Handling Anxiety Through a Pandemic
I wish I could say that it was a one step, simple process to handle anxiety through a pandemic. I have had to be purposeful in my actions and I have had to seek a bit of help to keep me on track. I wanted to share a few steps that you can take to begin to handle your anxiety if you too are feeling overwhelmed and under motivated.
Steps to Handle Anxiety
- Stay off Email & Social Media: This is probably the hardest to do, but I realized that if I make myself wake up, have coffee, do a breakfast/snack round with the kids and pick up the house within the first hour I am up, I actually am able to stay focused throughout the day. I try to stay off social media for 1-2 hours in the morning to get my mind in a good place. You can use apps to block these if you need some help staying locked out of those social distractions.
- Set Goals: Before I get out of bed, I lay there and I come up with 3 goals that I feel like I can get accomplished for the day. I keep them small and attainable, so for example instead of saying “I will get the taxes completed” I say something like “I will organize my medical receipts today”. Today I am focused on cleaning up my email inbox and putting away the two baskets of laundry. Small, but attainable and it checks things off my to-do list.
- Movement: I set an alarm on my phone to get up and move every hour…then I realized that I could wear my smart watch and do the same thing. The movement actually helped me. Every hour I get up and I either go outside for a few minutes and walk or, do a quick clean up of a space, or just stretch. Moving is helping and is something that is highly recommended in this time of being at home.
- Seek Counseling: People are struggling.
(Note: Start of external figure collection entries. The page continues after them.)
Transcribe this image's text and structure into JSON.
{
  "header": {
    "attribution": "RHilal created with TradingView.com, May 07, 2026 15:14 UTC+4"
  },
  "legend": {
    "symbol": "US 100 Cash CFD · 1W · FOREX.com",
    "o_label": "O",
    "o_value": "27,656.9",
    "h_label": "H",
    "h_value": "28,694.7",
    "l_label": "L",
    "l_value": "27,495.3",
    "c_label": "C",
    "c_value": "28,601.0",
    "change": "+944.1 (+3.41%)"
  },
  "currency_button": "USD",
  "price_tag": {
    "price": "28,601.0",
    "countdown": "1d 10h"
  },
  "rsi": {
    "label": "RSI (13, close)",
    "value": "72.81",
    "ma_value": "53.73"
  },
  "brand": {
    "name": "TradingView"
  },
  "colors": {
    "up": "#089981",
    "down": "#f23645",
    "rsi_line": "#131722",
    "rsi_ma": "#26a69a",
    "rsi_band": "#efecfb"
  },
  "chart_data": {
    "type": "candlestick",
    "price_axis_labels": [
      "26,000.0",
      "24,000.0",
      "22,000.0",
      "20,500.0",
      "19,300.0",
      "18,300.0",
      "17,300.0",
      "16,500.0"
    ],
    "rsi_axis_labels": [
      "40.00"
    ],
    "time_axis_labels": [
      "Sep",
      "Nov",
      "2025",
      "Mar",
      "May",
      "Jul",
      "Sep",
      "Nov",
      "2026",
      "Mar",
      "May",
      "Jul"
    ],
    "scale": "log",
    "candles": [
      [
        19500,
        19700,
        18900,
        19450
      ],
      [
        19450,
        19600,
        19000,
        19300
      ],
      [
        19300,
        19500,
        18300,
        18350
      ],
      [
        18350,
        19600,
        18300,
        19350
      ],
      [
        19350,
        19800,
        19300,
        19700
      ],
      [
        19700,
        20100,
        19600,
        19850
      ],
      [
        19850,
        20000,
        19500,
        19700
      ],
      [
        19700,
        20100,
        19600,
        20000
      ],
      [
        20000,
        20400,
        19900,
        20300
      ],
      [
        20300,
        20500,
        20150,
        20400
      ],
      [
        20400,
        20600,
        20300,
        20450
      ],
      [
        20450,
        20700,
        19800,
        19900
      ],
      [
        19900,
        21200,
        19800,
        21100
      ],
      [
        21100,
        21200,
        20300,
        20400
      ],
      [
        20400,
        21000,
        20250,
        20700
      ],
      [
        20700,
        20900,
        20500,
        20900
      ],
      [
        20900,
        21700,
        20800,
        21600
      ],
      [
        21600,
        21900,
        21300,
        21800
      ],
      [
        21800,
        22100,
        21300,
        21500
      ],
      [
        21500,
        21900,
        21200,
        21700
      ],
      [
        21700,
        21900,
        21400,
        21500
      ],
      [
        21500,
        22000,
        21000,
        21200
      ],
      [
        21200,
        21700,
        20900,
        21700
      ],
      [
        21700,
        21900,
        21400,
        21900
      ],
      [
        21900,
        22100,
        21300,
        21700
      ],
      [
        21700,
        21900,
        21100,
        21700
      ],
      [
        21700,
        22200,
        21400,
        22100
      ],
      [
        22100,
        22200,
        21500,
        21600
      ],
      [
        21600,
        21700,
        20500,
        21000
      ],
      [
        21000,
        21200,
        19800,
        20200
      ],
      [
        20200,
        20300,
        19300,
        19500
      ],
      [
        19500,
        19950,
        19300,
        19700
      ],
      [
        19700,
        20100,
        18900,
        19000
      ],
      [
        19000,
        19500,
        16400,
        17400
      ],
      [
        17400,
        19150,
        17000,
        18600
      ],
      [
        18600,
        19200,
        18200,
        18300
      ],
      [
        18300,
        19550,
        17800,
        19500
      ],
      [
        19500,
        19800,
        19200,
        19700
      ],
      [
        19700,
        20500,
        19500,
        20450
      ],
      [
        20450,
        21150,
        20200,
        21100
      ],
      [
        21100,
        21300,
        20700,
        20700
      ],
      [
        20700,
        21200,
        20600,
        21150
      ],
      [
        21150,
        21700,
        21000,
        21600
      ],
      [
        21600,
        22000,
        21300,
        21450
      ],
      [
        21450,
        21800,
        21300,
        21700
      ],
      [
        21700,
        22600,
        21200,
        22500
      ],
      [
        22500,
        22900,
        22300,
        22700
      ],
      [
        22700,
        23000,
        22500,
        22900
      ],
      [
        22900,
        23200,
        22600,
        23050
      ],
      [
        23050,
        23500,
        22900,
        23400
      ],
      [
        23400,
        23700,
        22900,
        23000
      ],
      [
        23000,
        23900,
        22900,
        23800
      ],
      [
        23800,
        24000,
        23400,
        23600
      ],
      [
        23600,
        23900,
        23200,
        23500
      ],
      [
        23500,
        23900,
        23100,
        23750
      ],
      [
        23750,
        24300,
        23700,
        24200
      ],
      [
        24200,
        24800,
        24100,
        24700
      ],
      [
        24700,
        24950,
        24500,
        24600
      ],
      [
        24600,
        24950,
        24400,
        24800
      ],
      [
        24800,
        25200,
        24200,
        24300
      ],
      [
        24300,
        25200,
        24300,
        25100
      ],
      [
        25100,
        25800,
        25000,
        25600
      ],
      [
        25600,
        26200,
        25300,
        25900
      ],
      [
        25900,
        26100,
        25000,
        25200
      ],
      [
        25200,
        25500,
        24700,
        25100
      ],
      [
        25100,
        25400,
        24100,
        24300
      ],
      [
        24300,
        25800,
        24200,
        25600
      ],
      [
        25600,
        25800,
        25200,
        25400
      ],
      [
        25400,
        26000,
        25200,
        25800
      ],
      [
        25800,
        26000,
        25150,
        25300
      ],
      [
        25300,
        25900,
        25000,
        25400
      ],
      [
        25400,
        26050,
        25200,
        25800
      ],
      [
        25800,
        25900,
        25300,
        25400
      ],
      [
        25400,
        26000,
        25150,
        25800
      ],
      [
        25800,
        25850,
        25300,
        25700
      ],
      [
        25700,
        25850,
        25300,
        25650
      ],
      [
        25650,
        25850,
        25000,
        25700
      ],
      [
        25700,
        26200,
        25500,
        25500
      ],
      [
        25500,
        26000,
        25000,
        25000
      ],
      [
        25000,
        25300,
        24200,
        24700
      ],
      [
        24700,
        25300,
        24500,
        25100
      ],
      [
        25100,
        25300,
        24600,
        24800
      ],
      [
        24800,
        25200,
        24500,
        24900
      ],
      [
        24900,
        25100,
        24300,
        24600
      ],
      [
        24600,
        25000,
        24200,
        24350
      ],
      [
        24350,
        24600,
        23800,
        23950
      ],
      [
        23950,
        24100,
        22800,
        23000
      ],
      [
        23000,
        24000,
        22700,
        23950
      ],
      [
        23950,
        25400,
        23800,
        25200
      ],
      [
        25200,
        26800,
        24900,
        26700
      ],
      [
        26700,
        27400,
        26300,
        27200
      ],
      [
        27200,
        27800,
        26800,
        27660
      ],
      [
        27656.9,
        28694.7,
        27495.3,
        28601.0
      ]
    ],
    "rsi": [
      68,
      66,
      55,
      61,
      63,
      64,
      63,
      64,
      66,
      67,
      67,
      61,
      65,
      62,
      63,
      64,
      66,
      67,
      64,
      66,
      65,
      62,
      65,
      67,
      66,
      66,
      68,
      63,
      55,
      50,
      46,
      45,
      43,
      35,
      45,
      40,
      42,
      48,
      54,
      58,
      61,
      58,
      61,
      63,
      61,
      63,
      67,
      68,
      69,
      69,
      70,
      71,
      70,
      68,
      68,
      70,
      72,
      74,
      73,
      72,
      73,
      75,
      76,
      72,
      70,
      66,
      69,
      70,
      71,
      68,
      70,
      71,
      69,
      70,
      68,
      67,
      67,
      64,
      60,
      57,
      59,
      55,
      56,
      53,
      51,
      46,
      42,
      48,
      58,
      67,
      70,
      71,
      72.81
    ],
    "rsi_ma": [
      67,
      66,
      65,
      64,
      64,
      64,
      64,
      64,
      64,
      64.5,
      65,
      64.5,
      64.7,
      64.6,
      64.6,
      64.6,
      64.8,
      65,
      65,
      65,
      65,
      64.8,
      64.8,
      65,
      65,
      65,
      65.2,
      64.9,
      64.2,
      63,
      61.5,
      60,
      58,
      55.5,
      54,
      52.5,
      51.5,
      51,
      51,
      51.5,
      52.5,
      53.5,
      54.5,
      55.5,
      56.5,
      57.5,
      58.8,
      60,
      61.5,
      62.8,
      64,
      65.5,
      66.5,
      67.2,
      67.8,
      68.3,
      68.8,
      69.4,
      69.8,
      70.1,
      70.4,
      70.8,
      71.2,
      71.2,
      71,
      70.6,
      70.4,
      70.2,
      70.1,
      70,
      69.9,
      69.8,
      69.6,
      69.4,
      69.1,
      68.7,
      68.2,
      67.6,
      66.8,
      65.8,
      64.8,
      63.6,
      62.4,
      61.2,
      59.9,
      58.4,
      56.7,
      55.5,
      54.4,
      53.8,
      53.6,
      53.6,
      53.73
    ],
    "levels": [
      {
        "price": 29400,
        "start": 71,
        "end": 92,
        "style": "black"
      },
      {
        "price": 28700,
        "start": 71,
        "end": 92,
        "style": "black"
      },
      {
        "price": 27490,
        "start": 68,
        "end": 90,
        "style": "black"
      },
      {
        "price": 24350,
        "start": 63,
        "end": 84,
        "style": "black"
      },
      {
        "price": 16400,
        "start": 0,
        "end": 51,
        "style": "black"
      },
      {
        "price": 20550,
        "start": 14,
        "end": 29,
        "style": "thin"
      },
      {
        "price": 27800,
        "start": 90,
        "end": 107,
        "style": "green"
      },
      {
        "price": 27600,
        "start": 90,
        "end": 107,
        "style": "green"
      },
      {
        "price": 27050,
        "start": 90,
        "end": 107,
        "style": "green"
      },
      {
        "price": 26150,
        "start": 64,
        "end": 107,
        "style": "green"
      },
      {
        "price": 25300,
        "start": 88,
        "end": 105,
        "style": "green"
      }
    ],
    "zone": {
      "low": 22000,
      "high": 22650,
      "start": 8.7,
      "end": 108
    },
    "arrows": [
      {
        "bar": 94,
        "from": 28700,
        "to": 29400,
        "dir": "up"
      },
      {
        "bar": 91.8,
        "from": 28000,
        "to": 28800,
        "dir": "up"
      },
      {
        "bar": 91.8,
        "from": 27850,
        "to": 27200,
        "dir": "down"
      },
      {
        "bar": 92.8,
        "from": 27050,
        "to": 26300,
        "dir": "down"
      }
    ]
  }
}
It is not normal to socially distance yourself from everyone except the people you share a residence with and at that, it is SO difficult to be in those spaces with the same people day in and day out, doing the same thing over and over. I have found so much relief in taking time each week to speak with my therapist virtually or via phone. I highly recommend you do the same. It is so simple and has helped me to find a better balance through this. (Read this if you are worried about cost).
- Give Yourself Grace: Not everyday is going to allow you to feel accomplished. Some days you really did just keep the kids alive and that is ok. Allow yourself a day or two of that when needed and remind yourself that this isn’t normal, this isn’t permanent and that you can do great things.